With Renee Rosnes at Dizzy’s Club, It’s Summer in November

Most pianists these days can be safely described as triple-threat artists — they play, arrange, and compose — yet Rosnes wears all three hats better than most.

Tom Buckley
Renee Rosnes on piano at Dizzy’s Club, with saxophonist Steve Wilson, bassist Peter Washington, and drummer Carl Allen. Tom Buckley

Renee Rosnes, ‘Kinds of Love’
(Smoke Sessions Records)

It was 70 degrees in Midtown Manhattan on Saturday and New Yorkers were out in full force, carrying our coats rather than wearing them — and this barely 10 days away from Thanksgiving. Renee Rosnes and her Quartet caught the spirit of the moment at the end of her late set at Dizzy’s Club.  
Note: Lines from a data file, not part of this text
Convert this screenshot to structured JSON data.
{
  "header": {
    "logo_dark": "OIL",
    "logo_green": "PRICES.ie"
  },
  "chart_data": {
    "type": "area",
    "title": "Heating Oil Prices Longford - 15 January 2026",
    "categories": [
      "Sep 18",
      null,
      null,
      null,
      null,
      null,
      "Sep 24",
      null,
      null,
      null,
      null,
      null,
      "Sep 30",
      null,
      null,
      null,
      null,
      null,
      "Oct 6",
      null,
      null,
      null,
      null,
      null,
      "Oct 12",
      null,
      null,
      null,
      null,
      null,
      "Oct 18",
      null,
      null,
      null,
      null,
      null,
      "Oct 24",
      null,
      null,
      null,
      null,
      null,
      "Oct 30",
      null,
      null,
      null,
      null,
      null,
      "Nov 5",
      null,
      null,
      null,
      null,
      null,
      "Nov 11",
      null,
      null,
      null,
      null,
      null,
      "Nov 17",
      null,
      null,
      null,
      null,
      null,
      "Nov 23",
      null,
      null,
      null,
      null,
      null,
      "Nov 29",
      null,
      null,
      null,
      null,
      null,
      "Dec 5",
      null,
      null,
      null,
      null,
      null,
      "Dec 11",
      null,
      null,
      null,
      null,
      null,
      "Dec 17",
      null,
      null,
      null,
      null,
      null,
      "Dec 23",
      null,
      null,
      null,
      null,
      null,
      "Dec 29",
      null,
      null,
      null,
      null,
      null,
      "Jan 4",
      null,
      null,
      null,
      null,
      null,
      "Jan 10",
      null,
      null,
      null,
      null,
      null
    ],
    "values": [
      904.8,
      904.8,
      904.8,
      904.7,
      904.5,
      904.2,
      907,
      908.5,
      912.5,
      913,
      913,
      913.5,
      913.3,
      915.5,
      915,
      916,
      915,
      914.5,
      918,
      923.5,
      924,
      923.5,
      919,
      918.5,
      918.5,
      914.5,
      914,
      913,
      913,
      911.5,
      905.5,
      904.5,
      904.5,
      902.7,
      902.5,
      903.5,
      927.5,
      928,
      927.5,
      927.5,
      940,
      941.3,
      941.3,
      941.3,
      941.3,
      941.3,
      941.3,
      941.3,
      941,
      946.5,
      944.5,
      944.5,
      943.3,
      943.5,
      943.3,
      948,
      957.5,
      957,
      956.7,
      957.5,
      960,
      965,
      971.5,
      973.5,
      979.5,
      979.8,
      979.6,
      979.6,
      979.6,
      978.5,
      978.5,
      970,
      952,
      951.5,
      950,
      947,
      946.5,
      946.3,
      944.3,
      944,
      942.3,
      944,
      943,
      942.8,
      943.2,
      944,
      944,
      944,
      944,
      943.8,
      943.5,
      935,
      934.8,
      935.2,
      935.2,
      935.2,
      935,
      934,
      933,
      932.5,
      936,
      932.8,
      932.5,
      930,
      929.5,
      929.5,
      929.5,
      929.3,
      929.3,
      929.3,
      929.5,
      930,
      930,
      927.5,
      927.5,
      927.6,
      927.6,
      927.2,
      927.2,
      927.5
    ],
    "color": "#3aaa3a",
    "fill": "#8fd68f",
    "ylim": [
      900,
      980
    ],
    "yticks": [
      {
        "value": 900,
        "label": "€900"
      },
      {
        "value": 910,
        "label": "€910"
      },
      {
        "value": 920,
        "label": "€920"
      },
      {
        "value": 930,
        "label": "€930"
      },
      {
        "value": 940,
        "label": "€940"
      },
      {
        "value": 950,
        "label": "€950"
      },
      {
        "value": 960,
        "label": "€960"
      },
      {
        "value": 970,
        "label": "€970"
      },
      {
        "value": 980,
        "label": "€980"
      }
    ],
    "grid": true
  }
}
Out of nowhere she floated “Summer Night,” a 1936 Harry Warren movie song originally written for the very operatic tenor James Melton in the 1936 B-musical “Sing Me a Love Song,” but which became a jazz perennial in 1963 thanks to Miles Davis’s iconic version. It was an unusual vintage standard in the middle of a set of mostly originals from her excellent new album, “Kinds of Love,” and it perfectly captured the mood of the day.

Most pianists these days can be safely described as triple-threat artists — they play, arrange, and compose — yet Ms. Rosnes wears all three hats better than most. She’s a formidable pianist, with technique and sheer chops galore; she can rearrange an existing melody and turn it into something even more special (as she frequently does for her husband Bill Charlap’s programs in the Jazz in July series at the 92Y); and her originals, unlike many, are the kind you don’t mind listening to for an entire evening.

On the album, her ensemble is saxophonist Chris Potter, bassist Christian McBride, and two percussionists, Carl Allen and Rogério Boccato; at Dizzy’s, the group was saxophonist Steve Wilson, bassist Peter Washington, and Mr. Allen. The bulk of the late set consisted of four originals, all but one from the new release. 

“Kinds of Love” led directly into “Swoop” in a way that suggested the two were an interconnected, multipart composition. “Kinds of Love” functioned as a question, with Mr. Wilson playing his soprano saxophone with a probing, inquisitive sound, and “Swoop” might be the answer, for which Mr. Wilson switched to his customary alto sax. “Swoop” is a righteous, ever ferocious, uptempo bebop number that climaxes in a trade of fours in which Mr. Wilson, Ms. Rosnes, and Mr. Washington all seemed to have ganged up on Mr. Allen, but the drummer was more than equal to the challenge.

Renee Rosnes and Steve Wilson at Dizzy’s Club. Beth Naji

At Dizzy’s, Ms. Rosnes also contrasted two of her more classically informed compositions against each other: “Evermore,” inspired by a Bach sarabande (from the German master’s English suites) and “Mirror Image,” from her 2018 album “Beloved of the Sky.” She flowed from one into the other, without a pause, in a way that made them seem a conjoined work that started very baroque but grew progressively boppish. 

Both the ensembles are considerable, yet even with these virtuosos around her — especially the two saxmen, Messrs. Potter and Wilson — the chief asset is Ms. Rosnes’s own playing. After listening to her for 30 years, I still can’t decide if she’s primarily a lyrical pianist who is also highly rhythmic, like Bill Evans, or a hard-driving bopster who is also lyrical, like McCoy Tyner. Maybe a little bit, or a lot, of both.

In either case, the late set on Saturday was the sixth out of a four-night, eight-show run and they were amazingly tight and together, not to mention well beyond thoroughly warmed up. They generated even more heat than was felt outside.

There were two other tunes by heavyweight jazz composers: a blues, Thelonious Monk’s “Ba-Lue Bolivar Ba-Lues-Are,” and a waltz, which began the set. This latter was a lovely and wistful yet irresistibly swinging piece that, in Ms. Rosnes’s interpretation reminded me of both “Someday My Prince Will Come” (from “Snow White and the Seven Dwarfs”) and “Alice In Wonderland” (from the Disney version). While it was playing, I kept thinking that a great title might be “Waltz in Search of a Princess.”   

It turned out to be “Everybody’s Song But My Own” by the Canadian-born, British-based trumpeter Kenny Wheeler. After listening more than once to Mr. Wheeler’s original 1988 recording, fine as it is, I must admit that I prefer Ms. Rosnes’s arrangement. Not only that: I like my own title better, too.